Ecologists who work in different types of ecosystems and study various processes can make an important contribution to science education by making short documentaries (three to five minutes) focused on a particular topic. You may be doing research in an alpine forest, a grassland, or a coral reef. Or, you may teach a field course in a tropical rainforest or a desert. By shooting some footage and putting it together with a brief explanation, you can provide a unique insight into that ecosystem. If you get into the habit of creating short videos during such excursions, you will eventually build up a library of footage to augment class lectures. Students who take field courses or who are conducting field research can also produce informative videos in which they share their experiences and insights with other students or the general public.

I recently visited a unique ecosystem in southern Japan and decided to make a short video about it. I spent about two hours at the site shooting footage with my iPhone (attached to a monopod).

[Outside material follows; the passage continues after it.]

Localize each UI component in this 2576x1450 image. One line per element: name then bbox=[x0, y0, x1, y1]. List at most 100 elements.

I would have spent that much time anyway taking photos and just exploring the site. I additionally spent about five hours over the subsequent three days editing the clips (with iMovie) and incorporating information from the literature. Whenever I had a few minutes during my travels (waiting for a plane or bus), I trimmed the footage or searched the internet for information to include in the video. I did most of the initial editing on my iPhone, but finished the video on my computer using the desktop version of iMovie.

The resultant 4.5-minute video would be suitable to show in a lecture about climate controls on plant distributions or a more specialized lecture about mangrove ecosystems.

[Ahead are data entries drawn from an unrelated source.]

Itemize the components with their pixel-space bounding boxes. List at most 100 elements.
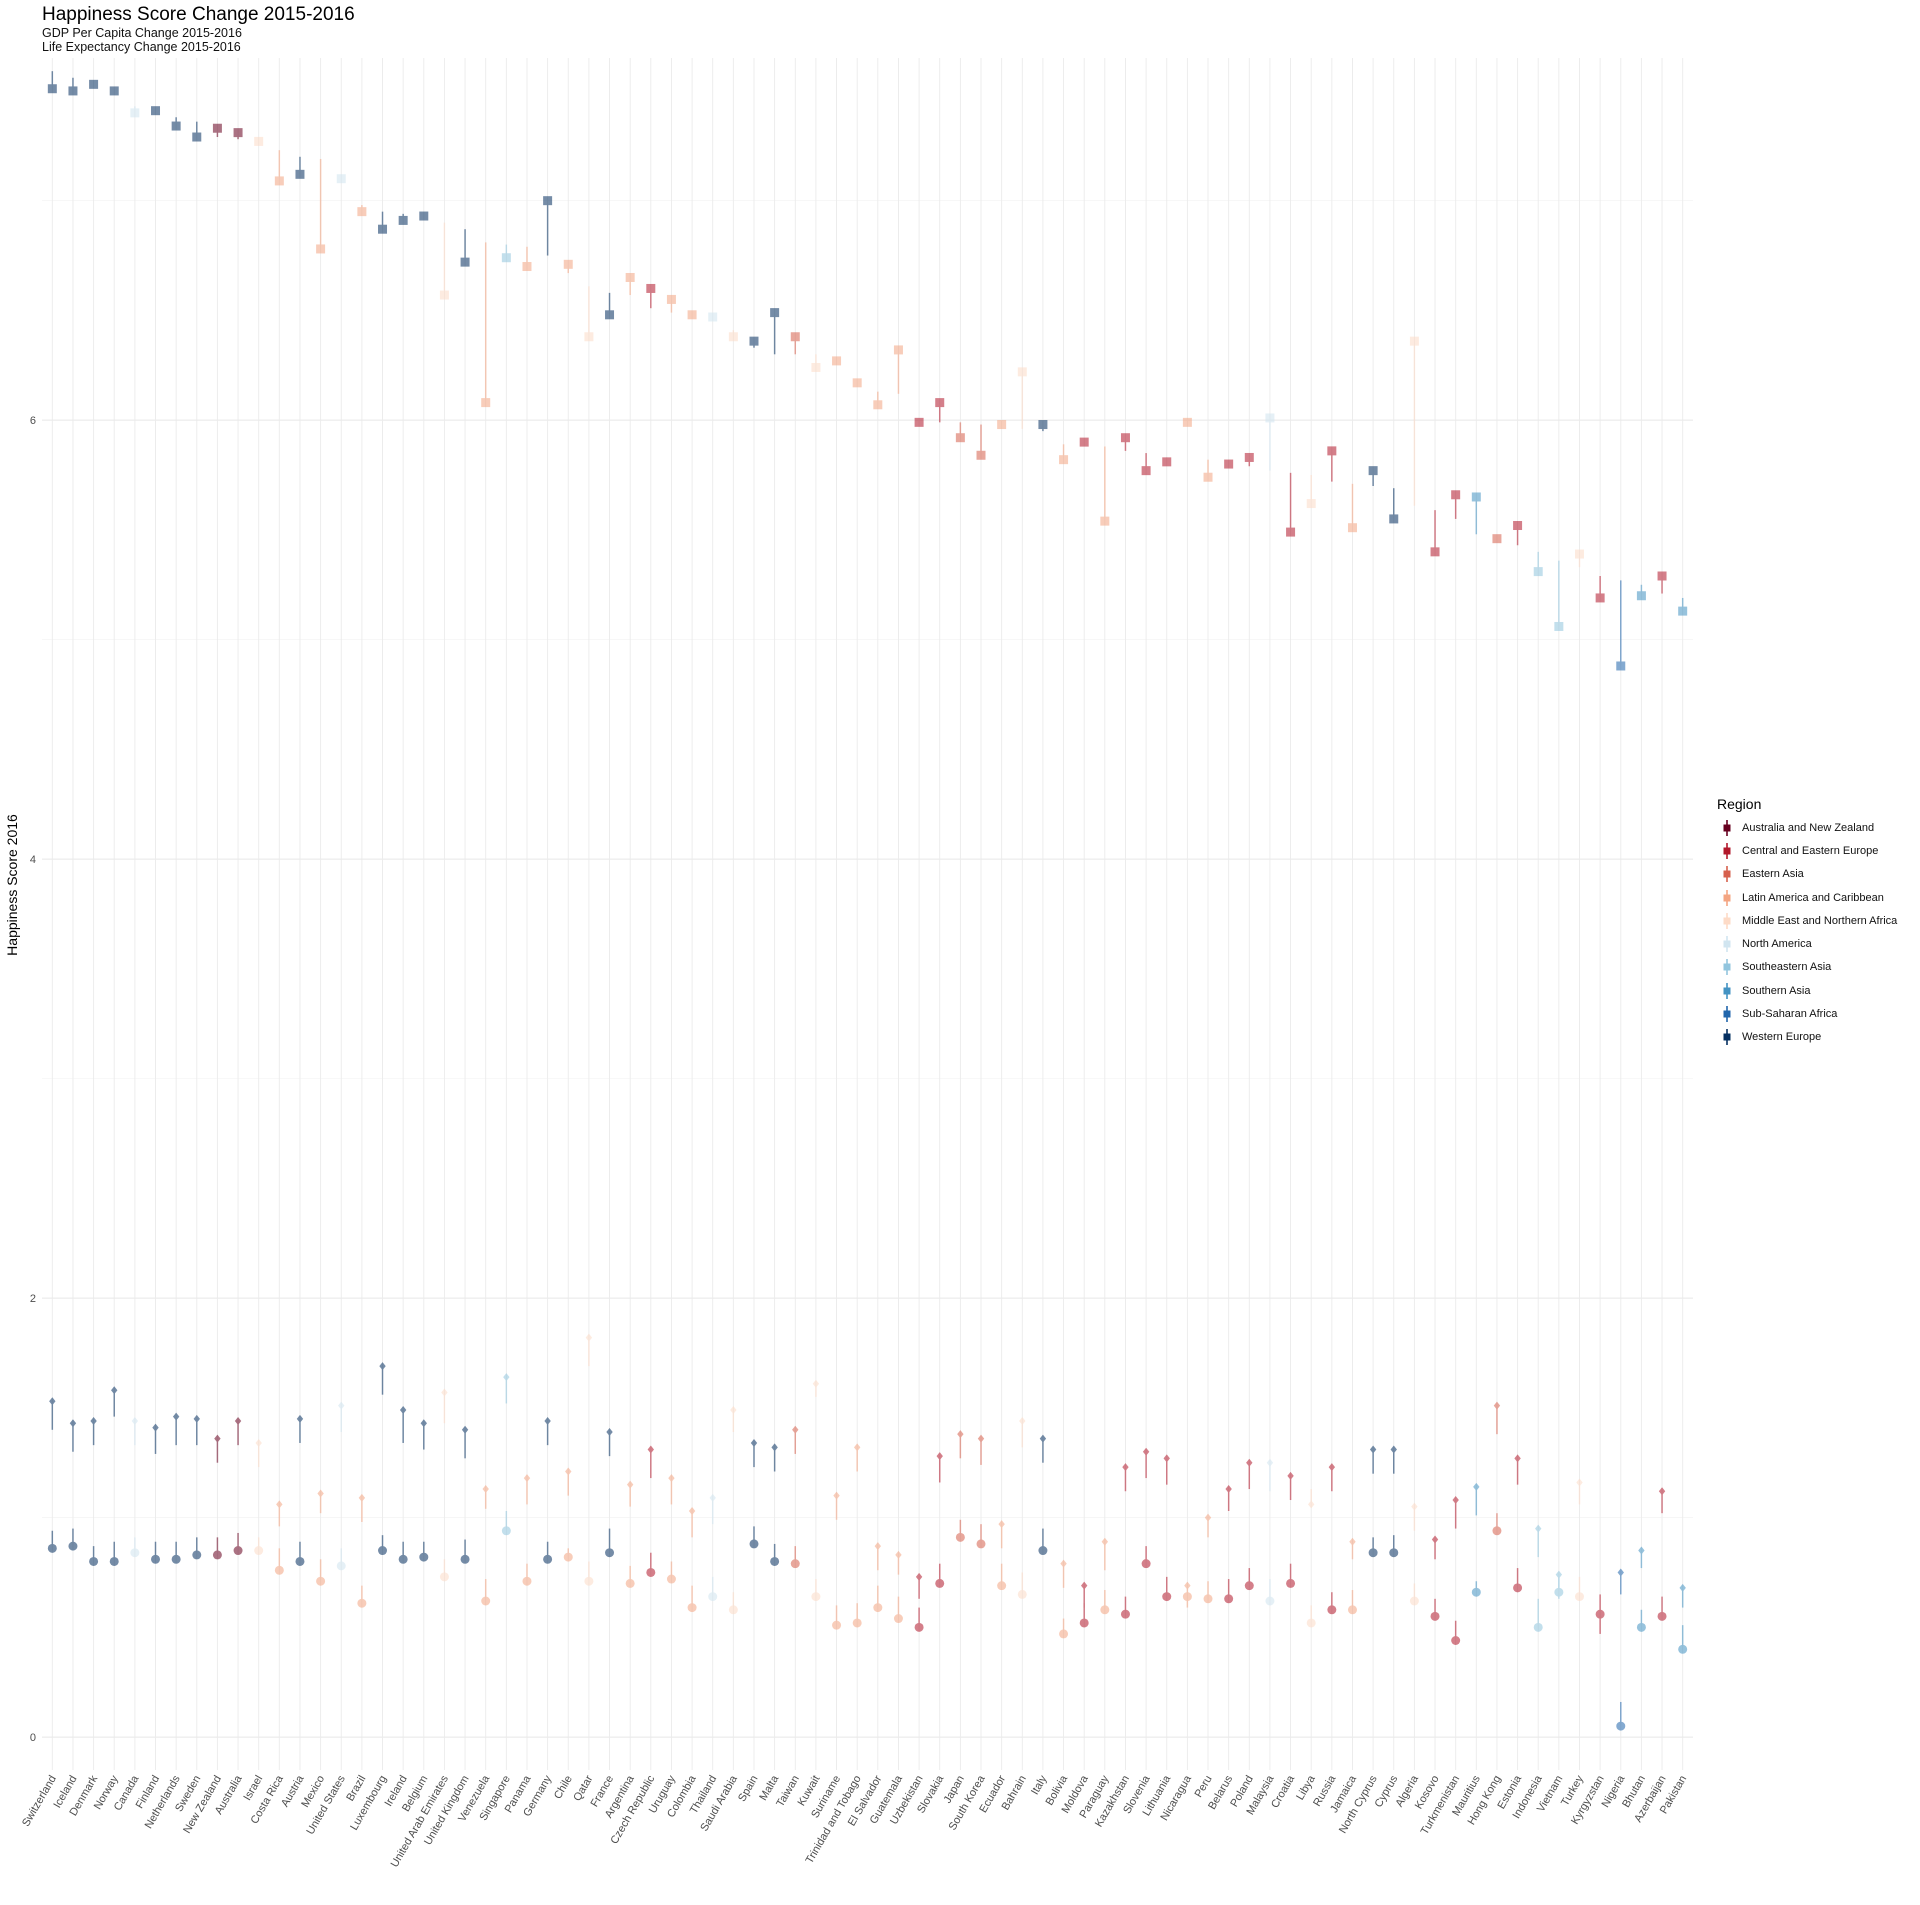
gdp-2016-point (461, 1425, 469, 1434)
legend-item-southern-asia: Southern Asia (1717, 979, 1897, 1002)
country-chile (563, 259, 573, 1562)
life-2016-point (708, 1592, 718, 1602)
life-2016-point (1678, 1644, 1688, 1654)
country-kyrgyzstan (1595, 575, 1605, 1634)
happiness-2016-point (1265, 413, 1275, 423)
country-italy (1038, 420, 1048, 1556)
legend-label: Central and Eastern Europe (1742, 844, 1879, 857)
gdp-2016-point (1473, 1482, 1480, 1491)
country-panama (522, 246, 532, 1586)
gdp-2016-point (69, 1419, 77, 1428)
gdp-2016-point (1328, 1463, 1336, 1472)
life-2016-point (1286, 1578, 1296, 1588)
country-lithuania (1162, 457, 1172, 1602)
gdp-2016-point (1349, 1537, 1356, 1546)
happiness-2016-point (1347, 523, 1357, 533)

Now, some of you may be hesitant to make such a video, thinking that it will take a lot of time or will never be as good as professional science documentaries. Well, your videos don’t have to be of BBC quality to be effective. Also, you don’t need fancy equipment or a film studio to produce an informative and high-quality video. I used an iPhone 6 to film this video, which was rendered in high definition (1080p). As I’ve mentioned in previous posts, the iPhone is easy to use to capture video, especially if you know a few basics. Movie-editing is also quite easy with applications such as iMovie. Video-sharing sites allow creators to easily upload their videos online where they are readily shared with others.

The main point here is that with a little effort, I was able to create a mini-documentary about a topic of interest to students and researchers studying mangrove forests. Students may read about the distributional limits of mangroves, but text descriptions are dry and often not very interesting. A video, on the other hand, takes the viewer across oceans to a remote site they will likely never have the opportunity to visit and creates a memorable example of mangroves growing near their northernmost limit. The video is also understandable by non-specialists who might travel to southern Japan and want more information about unique coastal vegetation found there.